Nach ihrer Rückkehr von den Konzentrationslagern sind die Überlebenden meist nicht sehr begeistert empfangen, sondern von der Bevölkerung scheel angeschaut worden. Keiner wollte sich mit ihrer Geschichte konfrontieren. Viele waren auch im Grunde ihres Herzens noch Nazis und hatten die alten Ressentiments. Die Rückkehrerinnen standen aber auch unter innerlichem Druck. Lotte Brainin hat erzählt, dass sie sich nach dem Krieg noch viele Jahre und Jahrzehnte bei jeder Person, mit der sie zu tun hatte, fragte: Wo warst du? Was hast du in dieser Zeit gemacht? Wo bist du gestanden? Diese Fragen sind für sie zu einem prinzipiellen Thema geworden. Sie war weiterhin aktiv und ist ihr Leben lang mit ihrem Mann zu Veranstaltungen gegangen, die dieses Thema zum Inhalt hatten.

Alosia Hofinger wiederum war eine ganz einfache junge Frau, die auf dem Land gelebt hat und in einer Bauernfamilie aufgewachsen ist. Sie hat bei der Arbeit einen polnischen Zwangsarbeiter kennengelernt, in den sie sich verliebte. Die Beziehung zwischen den beiden blieb nicht ohne Folgen, und Alosia wurde schwanger. Doch dann wurde sie verraten, vermutlich von einer alten Magd. Der Mann wurde gehenkt, sie konnte ihr Kind auf die Welt bringen, das zu einer Bauernfamilie in Pflege gegeben wurde. Während sie im Lager war, ist das Kind an einer Lungenentzündung gestorben. Sie war eine der wenigen, die noch während des Krieges aus dem Lager entlassen wurde. Sie erfuhr noch im Lager von politischen Häftlingen, dass der Bürgermeister ihrer Heimatgemeinde gegen sie interveniert hatte, damit sie länger im Lager festgehalten wurde als von den Behörden geplant. Die Situation nach ihrer Rückkehr war für sie sehr hart, weil sie in ihrer Gemeinde wegen ihrer Beziehung zu dem Zwangsarbeiter und dem unehelichen Kind ausgegrenzt wurde.

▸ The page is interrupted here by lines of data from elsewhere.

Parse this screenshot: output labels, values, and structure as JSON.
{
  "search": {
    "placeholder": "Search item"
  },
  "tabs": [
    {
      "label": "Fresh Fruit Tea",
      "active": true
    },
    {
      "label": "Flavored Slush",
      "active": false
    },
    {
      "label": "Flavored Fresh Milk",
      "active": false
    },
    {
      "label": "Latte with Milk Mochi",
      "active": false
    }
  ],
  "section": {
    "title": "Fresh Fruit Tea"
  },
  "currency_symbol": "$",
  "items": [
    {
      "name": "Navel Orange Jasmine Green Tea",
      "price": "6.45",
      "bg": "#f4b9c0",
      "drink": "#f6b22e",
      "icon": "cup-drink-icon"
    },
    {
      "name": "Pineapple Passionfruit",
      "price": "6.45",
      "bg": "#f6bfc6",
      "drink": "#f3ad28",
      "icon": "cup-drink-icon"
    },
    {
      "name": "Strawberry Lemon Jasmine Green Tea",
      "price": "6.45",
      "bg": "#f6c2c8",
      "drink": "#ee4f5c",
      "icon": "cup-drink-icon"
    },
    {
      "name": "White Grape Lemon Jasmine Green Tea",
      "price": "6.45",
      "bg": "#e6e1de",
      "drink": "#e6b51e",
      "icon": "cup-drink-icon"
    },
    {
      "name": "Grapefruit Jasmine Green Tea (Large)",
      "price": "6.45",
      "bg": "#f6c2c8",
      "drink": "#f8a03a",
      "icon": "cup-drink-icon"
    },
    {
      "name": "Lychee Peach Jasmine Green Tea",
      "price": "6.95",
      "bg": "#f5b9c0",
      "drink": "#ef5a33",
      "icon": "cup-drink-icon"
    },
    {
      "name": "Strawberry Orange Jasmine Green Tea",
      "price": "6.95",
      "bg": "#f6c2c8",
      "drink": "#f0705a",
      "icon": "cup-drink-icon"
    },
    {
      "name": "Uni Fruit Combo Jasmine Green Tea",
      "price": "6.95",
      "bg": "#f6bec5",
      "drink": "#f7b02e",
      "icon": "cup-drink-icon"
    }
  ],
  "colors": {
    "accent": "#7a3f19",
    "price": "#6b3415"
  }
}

Jede Geschichte hat ihre eigene Qualität, und ich habe tiefste Bewunderung für diese Frauen, die es nach diesen Erlebnissen geschafft haben, wieder Fuß zu fassen und ihre innere Richtung nicht zu verlieren.

T.T.: Wie haben die Frauen die Zeit im Lager überstanden? Wurde auch im Lager Widerstand geleistet?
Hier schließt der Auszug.